Nous prévoyons dans ces conditions deux scénarios. Le premier plus pessimiste avec une demande à -10 ou -12% en novembre et décembre, le marché baisserait de -22% à 130.000 véhicules. Dans le second scénario, les réalisations des mois de novembre et décembre seraient quasi similaires à celles de 2019, le marché serait autour de 135.000 et 137.000 unités sur l’année en baisse de 17 à 18% sur l’année.

- Quid de la sortie de crise?
- La sortie de crise dépend de nombreux facteurs notamment la situation sanitaire qui impacte le commerce mondial et la demande intérieure. Nous nous orientons vers un scénario où la sortie de crise en Europe est prévue pour la fin du premier semestre de 2021. Ce qui impliquera un retour à la normale du business pour nous au Maroc sur la fin de l’année prochaine. Cela ne veut pour autant pas dire que les opérateurs vont se mettre à investir. 2021 sera une année de retour progressif à la normale. Elle sera moins bonne que 2019. Il faudra à mon avis attendre jusqu’à la fin de 2022 pour retrouver une année normale. Il est probable, dans les meilleurs des cas que 2022 soit similaire à 2019 et que la crise soit complètement derrière nous.

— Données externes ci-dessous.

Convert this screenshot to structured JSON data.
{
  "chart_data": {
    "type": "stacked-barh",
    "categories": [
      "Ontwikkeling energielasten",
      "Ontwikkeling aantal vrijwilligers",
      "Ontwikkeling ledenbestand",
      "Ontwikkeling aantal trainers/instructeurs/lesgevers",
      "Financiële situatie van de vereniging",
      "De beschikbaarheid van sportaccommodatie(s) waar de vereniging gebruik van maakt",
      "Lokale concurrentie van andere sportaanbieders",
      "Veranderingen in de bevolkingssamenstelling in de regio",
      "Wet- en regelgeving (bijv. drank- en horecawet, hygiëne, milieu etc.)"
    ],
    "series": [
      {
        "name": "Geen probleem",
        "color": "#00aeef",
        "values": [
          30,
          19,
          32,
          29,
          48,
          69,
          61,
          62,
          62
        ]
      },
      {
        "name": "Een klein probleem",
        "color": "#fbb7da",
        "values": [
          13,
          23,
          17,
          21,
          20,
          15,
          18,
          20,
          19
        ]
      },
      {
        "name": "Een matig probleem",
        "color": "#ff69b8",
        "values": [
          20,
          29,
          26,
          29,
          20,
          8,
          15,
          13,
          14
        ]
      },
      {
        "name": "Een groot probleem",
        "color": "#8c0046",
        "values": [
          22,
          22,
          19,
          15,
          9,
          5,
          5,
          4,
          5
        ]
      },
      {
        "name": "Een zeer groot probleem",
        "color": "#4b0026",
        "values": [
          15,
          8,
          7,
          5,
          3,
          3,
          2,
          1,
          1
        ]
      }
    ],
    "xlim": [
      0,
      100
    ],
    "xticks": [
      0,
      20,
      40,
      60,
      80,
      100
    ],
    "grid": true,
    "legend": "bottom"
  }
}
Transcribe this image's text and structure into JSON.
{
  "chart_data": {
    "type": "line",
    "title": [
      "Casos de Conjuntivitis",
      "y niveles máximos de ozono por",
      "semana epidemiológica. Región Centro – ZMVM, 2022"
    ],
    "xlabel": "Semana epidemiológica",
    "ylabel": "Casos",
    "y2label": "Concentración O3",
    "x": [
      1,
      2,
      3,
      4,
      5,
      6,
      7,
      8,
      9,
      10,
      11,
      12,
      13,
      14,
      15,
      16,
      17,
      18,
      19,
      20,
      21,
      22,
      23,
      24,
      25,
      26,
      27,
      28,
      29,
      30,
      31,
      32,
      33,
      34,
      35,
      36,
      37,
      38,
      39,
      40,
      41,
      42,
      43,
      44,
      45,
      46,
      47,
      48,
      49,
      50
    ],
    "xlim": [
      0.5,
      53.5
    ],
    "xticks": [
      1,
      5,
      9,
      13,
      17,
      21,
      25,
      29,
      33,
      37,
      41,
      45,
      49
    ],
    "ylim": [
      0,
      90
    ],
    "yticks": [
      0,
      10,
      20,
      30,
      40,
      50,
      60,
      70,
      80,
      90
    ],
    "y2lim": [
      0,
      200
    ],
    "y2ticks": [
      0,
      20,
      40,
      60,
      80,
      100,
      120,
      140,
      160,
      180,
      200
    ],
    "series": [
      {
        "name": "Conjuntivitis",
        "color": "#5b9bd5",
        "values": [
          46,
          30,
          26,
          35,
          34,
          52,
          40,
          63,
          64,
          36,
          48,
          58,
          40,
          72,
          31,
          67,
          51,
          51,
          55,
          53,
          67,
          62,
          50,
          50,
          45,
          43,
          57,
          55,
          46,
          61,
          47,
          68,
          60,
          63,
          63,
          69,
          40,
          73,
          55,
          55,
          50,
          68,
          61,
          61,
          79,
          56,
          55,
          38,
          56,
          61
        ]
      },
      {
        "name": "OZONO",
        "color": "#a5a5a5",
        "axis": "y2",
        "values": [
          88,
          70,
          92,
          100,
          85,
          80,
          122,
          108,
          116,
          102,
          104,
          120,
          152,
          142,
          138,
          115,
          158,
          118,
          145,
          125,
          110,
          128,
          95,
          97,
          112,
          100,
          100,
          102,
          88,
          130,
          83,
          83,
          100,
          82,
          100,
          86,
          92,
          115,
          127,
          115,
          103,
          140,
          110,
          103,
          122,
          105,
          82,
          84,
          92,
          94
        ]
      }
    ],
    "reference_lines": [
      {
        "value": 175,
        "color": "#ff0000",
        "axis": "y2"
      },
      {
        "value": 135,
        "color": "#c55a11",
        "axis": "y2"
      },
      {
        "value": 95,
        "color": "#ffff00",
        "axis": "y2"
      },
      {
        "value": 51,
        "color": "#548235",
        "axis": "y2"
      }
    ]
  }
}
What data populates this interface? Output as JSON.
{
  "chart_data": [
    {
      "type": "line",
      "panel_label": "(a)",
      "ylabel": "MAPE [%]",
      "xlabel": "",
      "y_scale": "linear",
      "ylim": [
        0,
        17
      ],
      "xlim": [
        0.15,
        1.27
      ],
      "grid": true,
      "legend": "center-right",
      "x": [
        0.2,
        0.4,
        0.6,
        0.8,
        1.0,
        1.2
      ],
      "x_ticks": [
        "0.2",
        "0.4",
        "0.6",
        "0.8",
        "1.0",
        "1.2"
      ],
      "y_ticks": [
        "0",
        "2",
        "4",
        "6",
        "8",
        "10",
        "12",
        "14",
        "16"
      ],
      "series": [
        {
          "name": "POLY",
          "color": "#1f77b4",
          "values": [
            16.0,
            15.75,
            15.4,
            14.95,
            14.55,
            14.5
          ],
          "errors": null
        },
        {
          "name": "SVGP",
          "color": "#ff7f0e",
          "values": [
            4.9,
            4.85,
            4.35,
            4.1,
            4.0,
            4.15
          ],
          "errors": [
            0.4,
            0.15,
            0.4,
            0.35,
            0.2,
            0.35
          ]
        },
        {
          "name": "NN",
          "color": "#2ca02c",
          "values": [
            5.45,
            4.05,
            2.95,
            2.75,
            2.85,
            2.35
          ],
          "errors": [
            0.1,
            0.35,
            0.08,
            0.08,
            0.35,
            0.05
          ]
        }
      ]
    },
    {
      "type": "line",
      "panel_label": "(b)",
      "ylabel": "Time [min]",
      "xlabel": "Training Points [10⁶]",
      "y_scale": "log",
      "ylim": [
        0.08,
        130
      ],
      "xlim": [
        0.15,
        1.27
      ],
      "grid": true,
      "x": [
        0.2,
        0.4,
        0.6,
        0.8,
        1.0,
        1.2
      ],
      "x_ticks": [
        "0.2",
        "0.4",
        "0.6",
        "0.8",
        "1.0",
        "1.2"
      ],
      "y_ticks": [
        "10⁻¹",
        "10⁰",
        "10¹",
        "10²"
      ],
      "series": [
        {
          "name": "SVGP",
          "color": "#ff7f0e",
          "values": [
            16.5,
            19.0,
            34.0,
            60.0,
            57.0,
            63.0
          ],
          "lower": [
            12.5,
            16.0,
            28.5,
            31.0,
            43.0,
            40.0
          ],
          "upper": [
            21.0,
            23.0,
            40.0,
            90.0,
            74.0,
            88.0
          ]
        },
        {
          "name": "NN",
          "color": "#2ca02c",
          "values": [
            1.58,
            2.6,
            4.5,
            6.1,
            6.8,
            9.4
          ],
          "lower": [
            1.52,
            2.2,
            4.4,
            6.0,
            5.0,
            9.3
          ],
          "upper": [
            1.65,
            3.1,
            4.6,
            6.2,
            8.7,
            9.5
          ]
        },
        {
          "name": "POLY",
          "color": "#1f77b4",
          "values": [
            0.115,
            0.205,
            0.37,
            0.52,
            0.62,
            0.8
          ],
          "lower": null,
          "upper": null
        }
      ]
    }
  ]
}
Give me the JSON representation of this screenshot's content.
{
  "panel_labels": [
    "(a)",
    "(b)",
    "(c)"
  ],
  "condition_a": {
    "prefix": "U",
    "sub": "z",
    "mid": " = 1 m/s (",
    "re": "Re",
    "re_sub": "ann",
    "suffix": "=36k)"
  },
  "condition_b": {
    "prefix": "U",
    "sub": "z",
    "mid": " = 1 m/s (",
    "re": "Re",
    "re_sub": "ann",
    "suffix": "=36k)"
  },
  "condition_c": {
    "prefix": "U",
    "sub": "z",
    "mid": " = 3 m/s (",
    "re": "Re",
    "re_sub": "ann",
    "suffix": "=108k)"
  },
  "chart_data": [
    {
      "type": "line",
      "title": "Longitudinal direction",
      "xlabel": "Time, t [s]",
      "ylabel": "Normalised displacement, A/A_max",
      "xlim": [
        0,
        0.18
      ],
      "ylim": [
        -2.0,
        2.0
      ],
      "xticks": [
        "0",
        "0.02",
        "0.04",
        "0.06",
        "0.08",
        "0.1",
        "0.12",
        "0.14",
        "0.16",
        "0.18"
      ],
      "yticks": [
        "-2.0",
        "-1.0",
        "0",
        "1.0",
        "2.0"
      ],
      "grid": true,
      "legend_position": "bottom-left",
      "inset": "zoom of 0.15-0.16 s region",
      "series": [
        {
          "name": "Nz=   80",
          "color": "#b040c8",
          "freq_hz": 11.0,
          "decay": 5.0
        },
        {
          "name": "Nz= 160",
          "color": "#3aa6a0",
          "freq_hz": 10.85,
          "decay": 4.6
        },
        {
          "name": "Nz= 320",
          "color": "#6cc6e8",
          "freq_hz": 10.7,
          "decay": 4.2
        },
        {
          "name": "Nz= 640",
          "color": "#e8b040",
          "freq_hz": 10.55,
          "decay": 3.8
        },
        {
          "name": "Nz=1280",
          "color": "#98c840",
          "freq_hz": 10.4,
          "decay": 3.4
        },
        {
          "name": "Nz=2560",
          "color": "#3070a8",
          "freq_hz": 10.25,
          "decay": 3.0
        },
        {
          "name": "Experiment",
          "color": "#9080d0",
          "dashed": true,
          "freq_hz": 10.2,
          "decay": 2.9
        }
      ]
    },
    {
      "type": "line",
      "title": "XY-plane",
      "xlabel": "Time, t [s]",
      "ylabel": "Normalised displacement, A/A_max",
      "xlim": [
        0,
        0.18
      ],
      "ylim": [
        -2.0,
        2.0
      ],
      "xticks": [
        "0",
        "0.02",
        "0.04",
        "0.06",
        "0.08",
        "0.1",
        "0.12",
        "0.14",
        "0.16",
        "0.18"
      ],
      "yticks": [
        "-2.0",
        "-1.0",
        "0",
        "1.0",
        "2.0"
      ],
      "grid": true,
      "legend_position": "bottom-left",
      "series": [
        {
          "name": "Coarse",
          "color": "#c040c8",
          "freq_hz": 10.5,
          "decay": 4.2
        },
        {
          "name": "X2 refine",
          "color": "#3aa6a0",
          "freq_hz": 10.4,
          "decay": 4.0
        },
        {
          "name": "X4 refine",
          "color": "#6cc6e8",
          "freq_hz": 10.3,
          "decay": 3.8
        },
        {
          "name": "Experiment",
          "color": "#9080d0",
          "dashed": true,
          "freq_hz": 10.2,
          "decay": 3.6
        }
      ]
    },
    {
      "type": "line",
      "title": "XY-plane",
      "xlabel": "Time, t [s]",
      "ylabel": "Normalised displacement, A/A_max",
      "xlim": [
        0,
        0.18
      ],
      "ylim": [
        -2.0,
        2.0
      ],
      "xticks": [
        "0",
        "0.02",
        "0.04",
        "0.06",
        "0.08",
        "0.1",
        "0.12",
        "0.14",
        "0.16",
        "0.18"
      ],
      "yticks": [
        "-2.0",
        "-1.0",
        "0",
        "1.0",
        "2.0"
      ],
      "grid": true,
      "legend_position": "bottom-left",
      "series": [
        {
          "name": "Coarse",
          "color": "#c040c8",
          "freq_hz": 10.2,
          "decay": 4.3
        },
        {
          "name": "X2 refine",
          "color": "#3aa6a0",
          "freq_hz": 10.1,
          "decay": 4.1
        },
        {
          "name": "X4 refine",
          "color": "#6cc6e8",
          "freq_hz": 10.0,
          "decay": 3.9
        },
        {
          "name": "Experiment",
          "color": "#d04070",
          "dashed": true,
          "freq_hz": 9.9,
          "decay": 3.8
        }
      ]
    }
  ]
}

Propos recueillis par Moulay Ahmed BELGHITI

                                                                    

L’hybride se développera tôt ou tard

Toutes les marques disposent aujourd’hui de modèles hybrides dans leur gamme qu’il soit rechargeable ou non rechargeable. Nous remarquons une très forte hausse des énergies dites alternatives dans le domaine de la mobilité en particulier les véhicules de tourisme. C’est une tendance irréversible. Nous avons constaté pour la première fois dans l’histoire qu’il s’est vendu en Europe plus de véhicules hybrides et électriques que de véhicules diesel, le mois dernier. Cet engouement s’explique d’abord par cette tendance générale à l’écologie poussée par des démarches gouvernementales très volontaristes notamment en matière de dispositif normatif contraignant avec l’entrée en vigueur des normes WLTP en Europe. Mais aussi à travers un arsenal d’incentives déployé dans les différents pays encourageant le renouvellement d’anciens parcs via le recours à des véhicules dits propres. Ces deux facteurs font que la demande sur les véhicules hybrides et électriques est en train d’augmenter de manière importante. Au Maroc, l’activité est en train de se développer petit à petit sauf que nous n’avons pas encore toutes les mesures incitatives nécessaires puisque les deux mesures qui existent pour ces types de motorisations sont l’exonération de la vignette et de la taxe de luxe. Ce qui n’est pas suffisant. «Cela est dommage pour le Maroc qui sous l’impulsion de Sa Majesté Mohammed VI a eu une démarche visionnaire pour pouvoir développer les énergies non fossiles», déplore Adil Bennani qui pense que le secteur du transport doit profiter des efforts du pays en matière de réduction d’énergies polluantes pour encourager la mobilité verte. Ceci étant, le patron des importateurs est convaincu de l’émergence dans les concessions marocaines d’une offre qui est de plus en plus importante chez les constructeurs de véhicules hybrides et électriques. Et à des conditions financières de plus en plus avantageuses.
Il restera à développer les infrastructures (en particulier les bornes de rechange). En tout cas, au sein de l’Aivam, on milite pour la mise en place d’une feuille de route sur la mobilité durable qui implique les principaux partenaires au niveau du gouvernement le plus vite possible.